Software and technology make digital readiness and transformation simpler to achieve; however, it is imperative to adapt to trends for this to be entirely effective. Stanley Rabasotho, Public Sector Director for Software AG, says COVID-19 has changed the way business is driven in our country, leadership has realised the importance of technology and how technology can enable service delivery quickly.

Digital technologies should be augmented, and the Government has done well during this period in implementing digital solutions; however, more can be done in preparation for the post-COVID-19 period. Employees should be equipped with the required skill sets to apply digital technologies. Integration between systems and process automation are crucial to this enablement.

Digital transformation is not without its barriers. Lack of connectivity infrastructure plays a part in installing the path to digital readiness as well as uncertainty around cloud consumption because of security concerns and non-automated process. Siloed data is segregated across multiple systems with no integration and inadequate collaboration between IT and Lines of Business obstructs the steady progression of digital transformation.

To successfully execute digital readiness, the public sector should accelerate the application of the already envisaged digital strategy. The effective implementation of this starts with the employees; analysis of the public sector employee readiness concerning the required competencies is fundamental.

Successful digital transformation has to start at an individual level and needs a human-centric approach. Displacement of jobs is not the solution to the burgeoning demands of the digital revolution. Consistent efforts from both individuals and organisations are vital in generating new opportunities where humans can collaborate with technology to initiate a new culture of learning.

e-Government initiatives

Digital Transformation will enable Government to implement e-Government initiatives that will ensure a common platform across Government departments to facilitate effective delivery of government services.

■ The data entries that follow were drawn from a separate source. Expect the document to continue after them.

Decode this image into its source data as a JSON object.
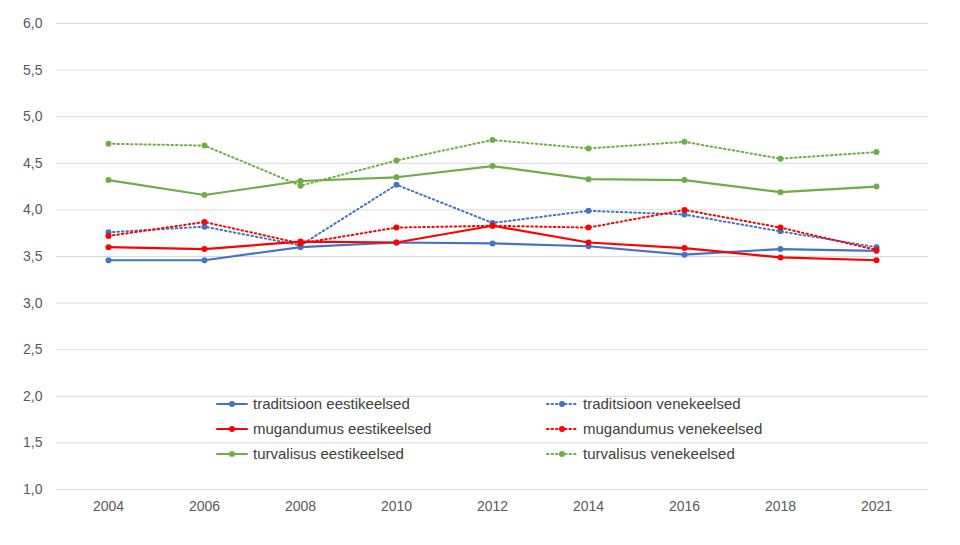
{
  "chart_data": {
    "type": "line",
    "categories": [
      "2004",
      "2006",
      "2008",
      "2010",
      "2012",
      "2014",
      "2016",
      "2018",
      "2021"
    ],
    "series": [
      {
        "name": "traditsioon eestikeelsed",
        "color": "#4472c4",
        "line_style": "solid",
        "marker": "circle",
        "values": [
          3.46,
          3.46,
          3.6,
          3.65,
          3.64,
          3.61,
          3.52,
          3.58,
          3.56
        ]
      },
      {
        "name": "traditsioon venekeelsed",
        "color": "#4472c4",
        "line_style": "dotted",
        "marker": "circle",
        "values": [
          3.76,
          3.82,
          3.62,
          4.27,
          3.86,
          3.99,
          3.95,
          3.77,
          3.6
        ]
      },
      {
        "name": "mugandumus eestikeelsed",
        "color": "#ff0000",
        "line_style": "solid",
        "marker": "circle",
        "values": [
          3.6,
          3.58,
          3.66,
          3.65,
          3.83,
          3.65,
          3.59,
          3.49,
          3.46
        ]
      },
      {
        "name": "mugandumus venekeelsed",
        "color": "#ff0000",
        "line_style": "dotted",
        "marker": "circle",
        "values": [
          3.72,
          3.87,
          3.64,
          3.81,
          3.83,
          3.81,
          4.0,
          3.81,
          3.57
        ]
      },
      {
        "name": "turvalisus eestikeelsed",
        "color": "#70ad47",
        "line_style": "solid",
        "marker": "circle",
        "values": [
          4.32,
          4.16,
          4.31,
          4.35,
          4.47,
          4.33,
          4.32,
          4.19,
          4.25
        ]
      },
      {
        "name": "turvalisus venekeelsed",
        "color": "#70ad47",
        "line_style": "dotted",
        "marker": "circle",
        "values": [
          4.71,
          4.69,
          4.26,
          4.53,
          4.75,
          4.66,
          4.73,
          4.55,
          4.62
        ]
      }
    ],
    "ylim": [
      1,
      6
    ],
    "yticks": [
      {
        "value": 1,
        "label": "1,0"
      },
      {
        "value": 1.5,
        "label": "1,5"
      },
      {
        "value": 2,
        "label": "2,0"
      },
      {
        "value": 2.5,
        "label": "2,5"
      },
      {
        "value": 3,
        "label": "3,0"
      },
      {
        "value": 3.5,
        "label": "3,5"
      },
      {
        "value": 4,
        "label": "4,0"
      },
      {
        "value": 4.5,
        "label": "4,5"
      },
      {
        "value": 5,
        "label": "5,0"
      },
      {
        "value": 5.5,
        "label": "5,5"
      },
      {
        "value": 6,
        "label": "6,0"
      }
    ],
    "grid": true,
    "legend": "bottom"
  }
}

Software AG Digital Business Platform will enable Government to achieve the following among other goals:

  • Optimisation and transforming government services and make government itself a digital organisation.
  • Real-time processing of government data to improve government analysis, planning, and implementation of action plans to improve citizen service delivery.
  • Enabling citizens to view personal records and status of the request for services online, transact with Government by booking for government services online 

To take control of the changing business requirements, Software AG Enterprise Management System powered by ARIS is the perfect platform. To continue to provide adequate services in today’s unpredictable and chaotic environment, Government must digitally transform to better service delivery and win the confidence of the citizens.

Our Enterprise Management System will assist Government to align from end-to-end and help gain control over its digital transformation. An Enterprise Management System is a strategic asset for government business. Government will gain greater end-to-end visibility of operations and the transparency needed to make impactful, future-proof business decisions.

Enterprise Management System will enable Government and all public entities to achieve excellence by:

  • Gain greater end-to-end visibility of operations and the transparency needed to make better business decisions
  • Ensure processes are tightly linked across the departments to connect people, processes and technologies
  • Enable an efficient internal control system to support fast adaption to regulations and the ability to demonstrate compliance
  • Get the right balance between control and business performance
  • Providing the citizens, the best services based on citizen-centric processes

Software AG was involved in a case study with Ekurhuleni. The municipality was on the path of integrating nine smaller towns into one megacity. Rabasotho says, “The challenge was not to replace nine systems, but to use an IT platform to wrap around the systems, with an integration layer so citizens would get services as if from one entity while giving Ekurhuleni the time to change the systems that needed changing.”

Employing a uniform method, the ‘indigent citizen’ project came to light. People who are constitutionally eligible to receive essential services such as water and electricity, yet are too poor to pay for them. The answer to this challenge was to empower them to identify and register themselves on the system so that they would be able to receive benefits within a short period.

Field agents have been deployed to enable that benefits can be received within a one-month billing cycle. This spans out to social and education grants too and has aided in alleviating the pressure on accessing services significantly.